Rep. Trey Gowdy, South Carolina Republican, tried to lead that chain back to the Obama administration, demanding to know whether top figures in the Obama White House or legal and intelligence agencies had access.

Under questioning from Mr. Gowdy, Mr. Comey said former National Security Adviser Susan E. Rice, former Director of National Intelligence James R. Clapper, former Attorney General Loretta E. Lynch and former acting Attorney General Sally Q. Yates had access to some unmasked names, though he stopped short of saying whether they had access to Mr. Flynn’s communication.

Much of the back-and-forth at the hearing focused on two Trump figures: Roger Stone, an informal Trump adviser who bragged during the campaign that he had been in touch with the Guccifer 2.0 hacker, and Paul Manafort, who at one time was manager of Mr. Trump’s campaign.

Mr. Comey declined to say much about those two figures because he didn’t want to taint the investigation.
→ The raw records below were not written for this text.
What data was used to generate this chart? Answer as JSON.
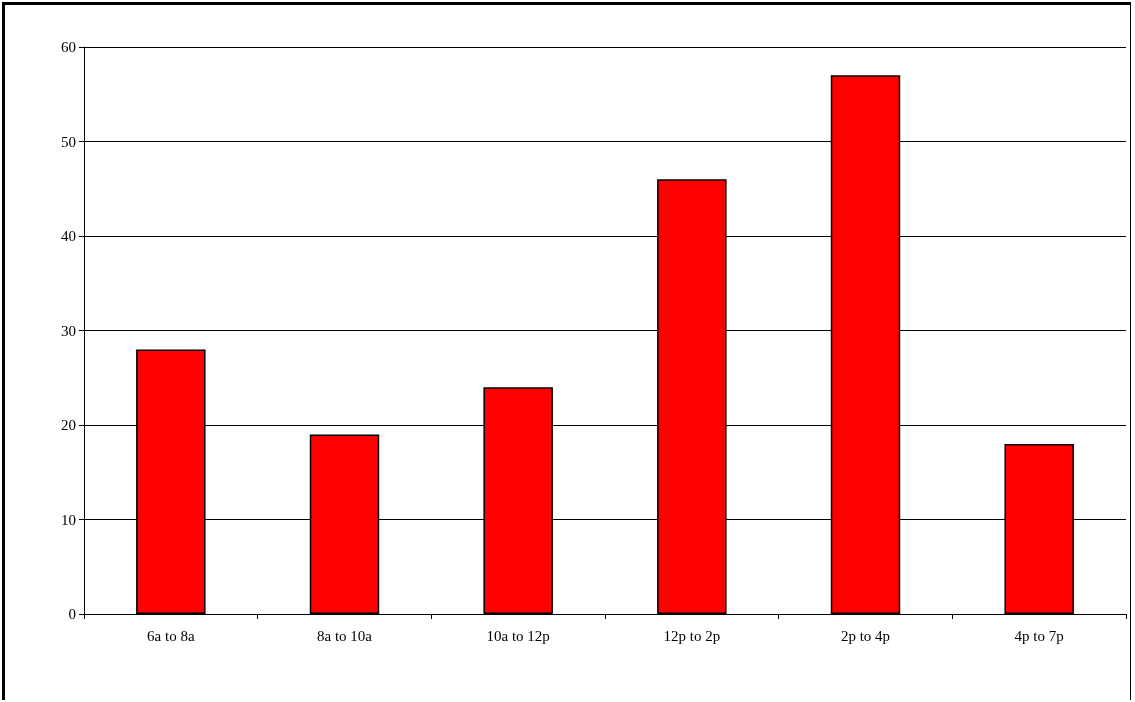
{
  "chart_data": {
    "type": "bar",
    "categories": [
      "6a to 8a",
      "8a to 10a",
      "10a to 12p",
      "12p to 2p",
      "2p to 4p",
      "4p to 7p"
    ],
    "values": [
      28,
      19,
      24,
      46,
      57,
      18
    ],
    "color": "#ff0000",
    "ylim": [
      0,
      60
    ],
    "yticks": [
      0,
      10,
      20,
      30,
      40,
      50,
      60
    ],
    "grid": "y"
  }
}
Mr. Comey and Adm. Rogers said there was no evidence that Russian operatives hacked the election, switched votes or stole support from Mrs. Clinton.

Adm. Rogers did, though, reaffirm a report issued under the Obama administration that said Russian operatives were behind breaches of the Democratic National Committee and Clinton campaign officials’ accounts, leading to the leak of embarrassing emails that dented Mrs. Clinton’s campaign.